I was in third or fourth grade, about nine years old, I suppose. The tree was surrounded by gifts of all sizes. Waiting was very difficult. I whined and begged that I could open a present early. Finally, my mother, worn down by my hassling her, said I could open one present on Christmas Eve. The rest would have to wait until the next morning.
Greedily, I snatched the largest box under the tree and opened it. It was a big plastic warship with removable depth charges. It was on little wheels, so it rolled across our hardwood floors. It was a very cool toy. But it didn't make me happy. In fact, it increased the fretfulness that the long wait to open gifts had produced in me.
You see, immediately upon opening that gift, I realized that I had shrunk the Wow! I was going to experience the next morning. I would have one gift fewer to open than I was expecting. In my eagerness to have my cake now, I discovered that I couldn't eat it again later. Oh, I could still play with my toy warship -- but I wouldn't have the excitement of opening the package, the joy of discovery. Somehow, I knew that this was a mistake.
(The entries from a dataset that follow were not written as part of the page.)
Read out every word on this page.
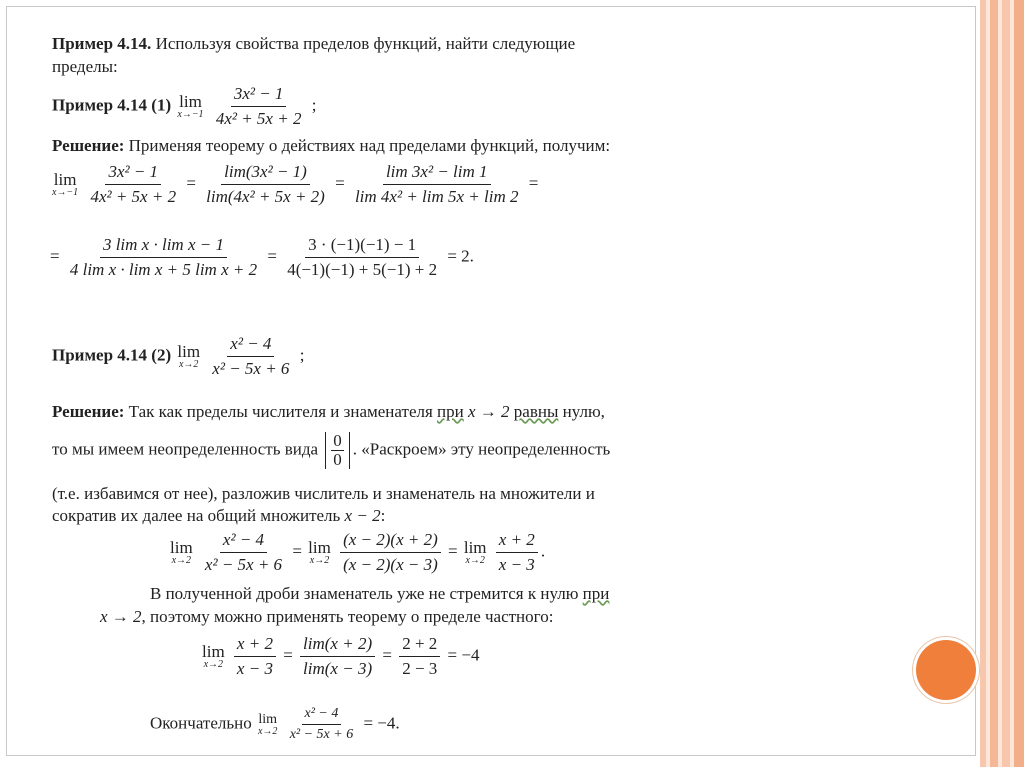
Пример 4.14. Используя свойства пределов функций, найти следующие
пределы:
Пример 4.14 (1) lim
x→−1
$\frac{\text{3x² − 1}}{\text{4x² + 5x + 2}}$ ;
Решение: Применяя теорему о действиях над пределами функций, получим:
lim
x→−1
$\frac{\text{3x² − 1}}{\text{4x² + 5x + 2}} = \frac{\text{lim(3x² − 1)}}{\text{lim(4x² + 5x + 2)}} = \frac{\text{lim 3x² − lim 1}}{\text{lim 4x² + lim 5x + lim 2}}$ =
= $\frac{\text{3 lim x · lim x − 1}}{\text{4 lim x · lim x + 5 lim x + 2}} = \frac{3 \cdot (-1)(-1) - 1}{4(-1)(-1) + 5(-1) + 2} = 2$.
Пример 4.14 (2) lim
x→2
$\frac{\text{x² − 4}}{\text{x² − 5x + 6}}$ ;
Решение: Так как пределы числителя и знаменателя при x → 2 равны нулю,
то мы имеем неопределенность вида $\frac{0}{0}$ . «Раскроем» эту неопределенность
(т.е. избавимся от нее), разложив числитель и знаменатель на множители и
сократив их далее на общий множитель x − 2:
lim
x→2
$\frac{\text{x² − 4}}{\text{x² − 5x + 6}} = \lim$
x→2
$\frac{(x - 2)(x + 2)}{(x - 2)(x - 3)} = \lim$
x→2
$\frac{x + 2}{x - 3}$ .
В полученной дроби знаменатель уже не стремится к нулю при
x → 2, поэтому можно применять теорему о пределе частного:
lim
x→2
$\frac{x + 2}{x - 3} = \frac{\lim(x + 2)}{\lim(x - 3)} = \frac{2 + 2}{2 - 3} = -4$
Окончательно lim
x→2
$\frac{\text{x² − 4}}{\text{x² − 5x + 6}} = -4$.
And I also realized that scratching the itch didn't make the itch go away. Just because I opened one gift didn't mean that I was relieved of the agony of waiting. People who are tempted to do things they know they shouldn't (which is all of us) always think that just a little bit of whatever it is won't hurt. But it does. And it doesn't relieve the original temptation.
In one of those I-just-grew-up-some revelations, I realized that I had done a foolish thing. It would have been better to wait. However hard it is to wait for some things, jumping the gun rarely works out. Better to wait, and comfort oneself with the fact that the waiting will end -- and if we are faithful in our waiting, our joy in the arrival of what we await will be that much greater.
That's a heavy thought for a nine-year-old to have. But I know many folks, much older, who haven't figured it out yet. Anyway, I never again opened a gift early; which is not to say that I haven't snatched at other things when they were unripe, but whenever I have, it has only reinforced this lesson.
God brings all things to fulfillment in our lives. He brings the whole of creation to fulfillment. In the fullness of time he sent Jesus into the world to be born. And waiting is no easier now than then. But he promises that the wait will be worth it. On that promise hangs all our hope.